In the role of Ron O'Neil, the pilot, Sam Simon said his character is

"complex... the audience will try to figure out the different strains of

emotional that will exist within the characters," he said. "Some will be transparent, how he's feeling, but his relationships with the women are very complex."

Simon was an Army JAG pilot during Vietnam but did not log any flight time during combat, he said, and the division in the country between those who were drafted and served, and those who fled to Canada, helps him bring perspective to his character.

"My best friend went to Canada, he still lives there," he said. "That war created difficult choices for people. I remember going through it. It defined, for many of us, what we with the rest of our lives."

The similarities between "Return" and "Miss Saigon" are there but limited, Simon said. "It's a challenging storyline. A lot of the things she wrote about are really true, the loss and return of relationships is something a lot of people can relate to."

Iliana Inocencio plays My Thai, the Vietnamese woman who is left behind in Saigon to raise her baby without the man she loves.

"After he left her, she becomes very successful as an employee of the government," Inocencio said. "She's also very cold hearted. She didn't know that he was looking for her the whole time and she's become very rigid."

Playing the role of My Thai from the age of 19 to 50 is a challenge for Inocencio, currently a student in college who usually acts in musicals.

"She's the opposite of me.

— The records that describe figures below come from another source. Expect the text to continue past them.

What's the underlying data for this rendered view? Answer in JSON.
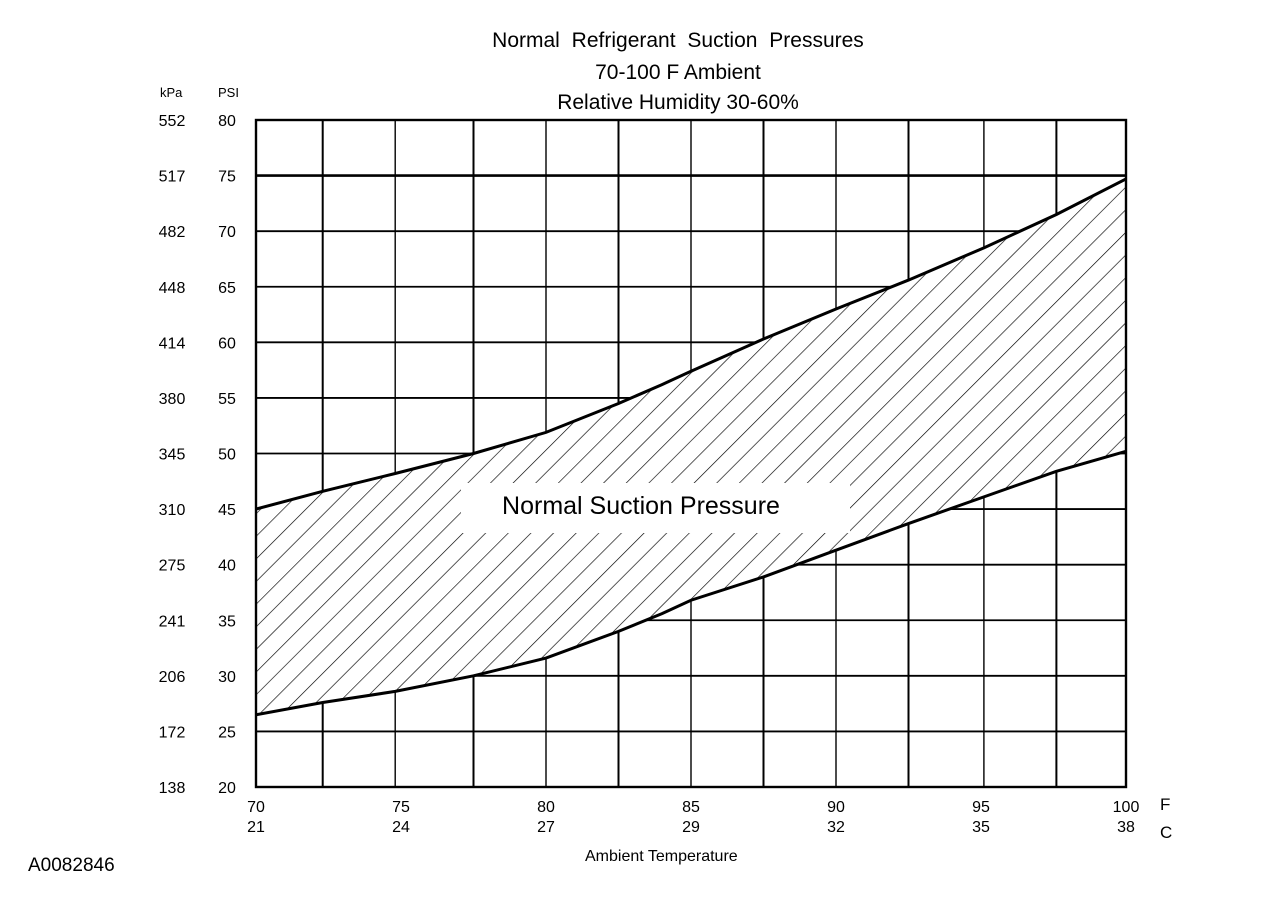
{
  "chart_data": {
    "type": "area",
    "title": "Normal  Refrigerant  Suction  Pressures",
    "subtitle": [
      "70-100 F Ambient",
      "Relative Humidity 30-60%"
    ],
    "xlabel": "Ambient Temperature",
    "x_unit_primary": "F",
    "x_unit_secondary": "C",
    "y_unit_primary": "PSI",
    "y_unit_secondary": "kPa",
    "xlim": [
      70,
      100
    ],
    "ylim": [
      20,
      80
    ],
    "x_ticks": [
      {
        "f": "70",
        "c": "21"
      },
      {
        "f": "75",
        "c": "24"
      },
      {
        "f": "80",
        "c": "27"
      },
      {
        "f": "85",
        "c": "29"
      },
      {
        "f": "90",
        "c": "32"
      },
      {
        "f": "95",
        "c": "35"
      },
      {
        "f": "100",
        "c": "38"
      }
    ],
    "y_ticks": [
      {
        "psi": "80",
        "kpa": "552"
      },
      {
        "psi": "75",
        "kpa": "517"
      },
      {
        "psi": "70",
        "kpa": "482"
      },
      {
        "psi": "65",
        "kpa": "448"
      },
      {
        "psi": "60",
        "kpa": "414"
      },
      {
        "psi": "55",
        "kpa": "380"
      },
      {
        "psi": "50",
        "kpa": "345"
      },
      {
        "psi": "45",
        "kpa": "310"
      },
      {
        "psi": "40",
        "kpa": "275"
      },
      {
        "psi": "35",
        "kpa": "241"
      },
      {
        "psi": "30",
        "kpa": "206"
      },
      {
        "psi": "25",
        "kpa": "172"
      },
      {
        "psi": "20",
        "kpa": "138"
      }
    ],
    "x_gridlines": [
      70,
      72.3,
      74.8,
      77.5,
      80,
      82.5,
      85,
      87.5,
      90,
      92.5,
      95.1,
      97.6,
      100
    ],
    "series": [
      {
        "name": "",
        "x": [
          70,
          72.3,
          74.8,
          77.5,
          80,
          82.5,
          84,
          85,
          87.5,
          90,
          92.5,
          95.1,
          97.6,
          100
        ],
        "upper": [
          45,
          46.6,
          48.2,
          50,
          51.9,
          54.5,
          56.2,
          57.4,
          60.3,
          63,
          65.6,
          68.5,
          71.5,
          74.7
        ],
        "lower": [
          26.5,
          27.6,
          28.6,
          30,
          31.6,
          34,
          35.6,
          36.8,
          38.9,
          41.3,
          43.7,
          46.1,
          48.4,
          50.2
        ]
      }
    ],
    "annotations": [
      "Normal Suction Pressure"
    ],
    "grid": true,
    "legend": "none"
  },
  "figure_id": "A0082846"
}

I'm a lot younger than my character in the second act, but I hope to bring as much as I can to the character."

BEING SO YOUNG, the director, Michael Stepowany, often has to remind her to more rigid, less emotional. "A life without love could surely turn a person hard," she said.

May Respicio plays Tuyet, the daughter of the American pilot and the Vietnamese woman.

"I'm their daughter and an university teacher and as one, she feels very strongly about the war and American soldiers and what they did to her country," Respicio said. "Part of the reason she feels so strongly is that, as she's grown up, she learned about her mother's relationship with the soldiers, but never who her father is," she said.

Her character is very passionate and opinionated. "She stands her ground and seems to be a strong character. She doesn't hesitate in letting her mother know how she feels about her father."

Director Michael Stepowany said once he read the script, which was given to him through the Tsunami Theater company, he had only seven weeks to get the play together.

"I remember the era very clearly," Stepowany said. He decided to mix some traditional Vietnamese sounds and dancers into the play to create a more "stylized" feel, and the scenes set in the United States are more "modern" looking.

"This play does have an anti-war message, but we're talking strictly about Vietnam," he said. "It only comes through in the dialogue. The play is left in the air at the end for the audience to decide how the characters' lives turn out. We spend a lot of energy getting into the relationships between the characters."

Stepowany said he has researched the war in order to make references to locations the pilot would have flown over and around to enhance the atmosphere of the play. "We're trying to keep it as historically accurate as possible, without using a specific platoon for him. It should be a visually interesting piece to watch."

In order to make the play as authentic feeling as possible, Stepowany will have "White Christmas" playing as the audience files into their seats before the play begins.

"'White Christmas' was the secret code to tell the soldiers it was time to evacuate Saigon," he said. "By the next day, all the soldiers were en route home."